Saturday, February 7, 2015

New Yorker Article

My daughter, Mary, sent me a link for an article that appeared in the New Yorker.  I want to share it with all of the world!  But I want to share it particularly with the genealogy world!  You can read it for yourself at:

http://www.newyorker.com/magazine/2015/01/26/cobweb?utm_source=pocket&utm_medium=email&utm_campaign=pockethits

The article is by Jill Lepore.  I own three of her books.  More information about the author can be found at:  http://scholar.harvard.edu/jlepore/home

The article is a great argument for continuing to write those books that sit on library shelves.  For those of us who mainly blog, I am rethinking what I should spending my time on.  One quote:

The footnote, a landmark in the history of civilization, took centuries to invent and to spread. It has taken mere years nearly to destroy. A footnote used to say, “Here is how I know this and where I found it.” A footnote that’s a link says, “Here is what I used to know and where I once found it, but chances are it’s not there anymore.” It doesn’t matter whether footnotes are your stock-in-trade. Everybody’s in a pinch. Citing a Web page as the source for something you know—using a URL as evidence—is ubiquitous. Many people find themselves doing it three or four times before breakfast and five times more before lunch. What happens when your evidence vanishes by dinnertime?
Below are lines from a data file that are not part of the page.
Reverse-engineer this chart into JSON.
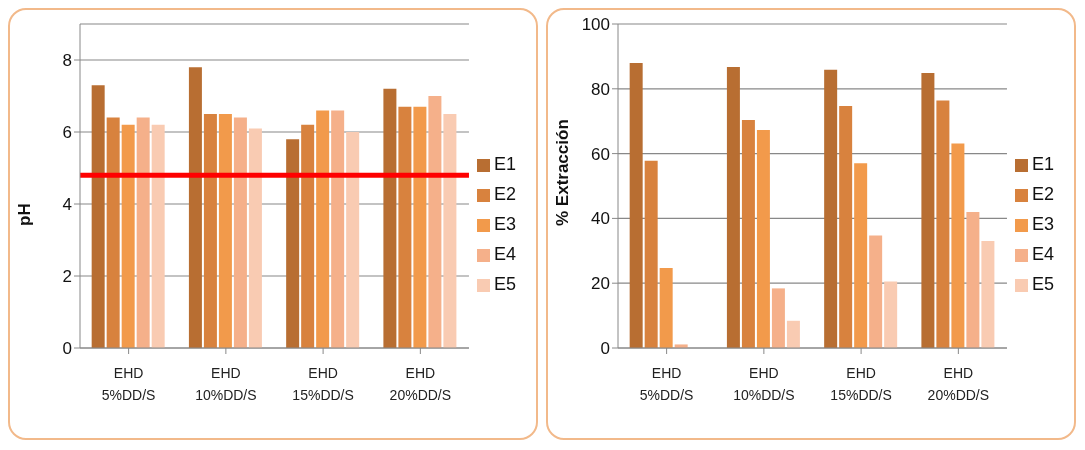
{
  "chart_data": [
    {
      "type": "bar",
      "ylabel": "pH",
      "categories": [
        "EHD 5%DD/S",
        "EHD 10%DD/S",
        "EHD 15%DD/S",
        "EHD 20%DD/S"
      ],
      "series": [
        {
          "name": "E1",
          "color": "#b86e32",
          "values": [
            7.3,
            7.8,
            5.8,
            7.2
          ]
        },
        {
          "name": "E2",
          "color": "#d8823e",
          "values": [
            6.4,
            6.5,
            6.2,
            6.7
          ]
        },
        {
          "name": "E3",
          "color": "#f29a4b",
          "values": [
            6.2,
            6.5,
            6.6,
            6.7
          ]
        },
        {
          "name": "E4",
          "color": "#f5b08a",
          "values": [
            6.4,
            6.4,
            6.6,
            7.0
          ]
        },
        {
          "name": "E5",
          "color": "#f9cbb2",
          "values": [
            6.2,
            6.1,
            6.0,
            6.5
          ]
        }
      ],
      "ylim": [
        0,
        9
      ],
      "yticks": [
        0,
        2,
        4,
        6,
        8
      ],
      "grid": "y",
      "legend": "right",
      "ref_lines": [
        {
          "axis": "y",
          "value": 4.8,
          "color": "#ff0000"
        }
      ]
    },
    {
      "type": "bar",
      "ylabel": "% Extracción",
      "categories": [
        "EHD 5%DD/S",
        "EHD 10%DD/S",
        "EHD 15%DD/S",
        "EHD 20%DD/S"
      ],
      "series": [
        {
          "name": "E1",
          "color": "#b86e32",
          "values": [
            88,
            86.7,
            85.9,
            84.9
          ]
        },
        {
          "name": "E2",
          "color": "#d8823e",
          "values": [
            57.8,
            70.4,
            74.7,
            76.4
          ]
        },
        {
          "name": "E3",
          "color": "#f29a4b",
          "values": [
            24.7,
            67.3,
            57,
            63.1
          ]
        },
        {
          "name": "E4",
          "color": "#f5b08a",
          "values": [
            1.1,
            18.4,
            34.7,
            42
          ]
        },
        {
          "name": "E5",
          "color": "#f9cbb2",
          "values": [
            0,
            8.4,
            20.5,
            33
          ]
        }
      ],
      "ylim": [
        0,
        100
      ],
      "yticks": [
        0,
        20,
        40,
        60,
        80,
        100
      ],
      "grid": "y",
      "legend": "right"
    }
  ]
}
However, later in the article there is information about the permalink which is a solution to this problem.  Well at least there are people working on this.

But the quote that captured my attention is:

Vine Cerf was quoted:  " I worry that the twenty-first century will become an informational black hole"


Read this article for yourself!  I have just made a few notes to remind myself of what I have read!  The article will open your eyes!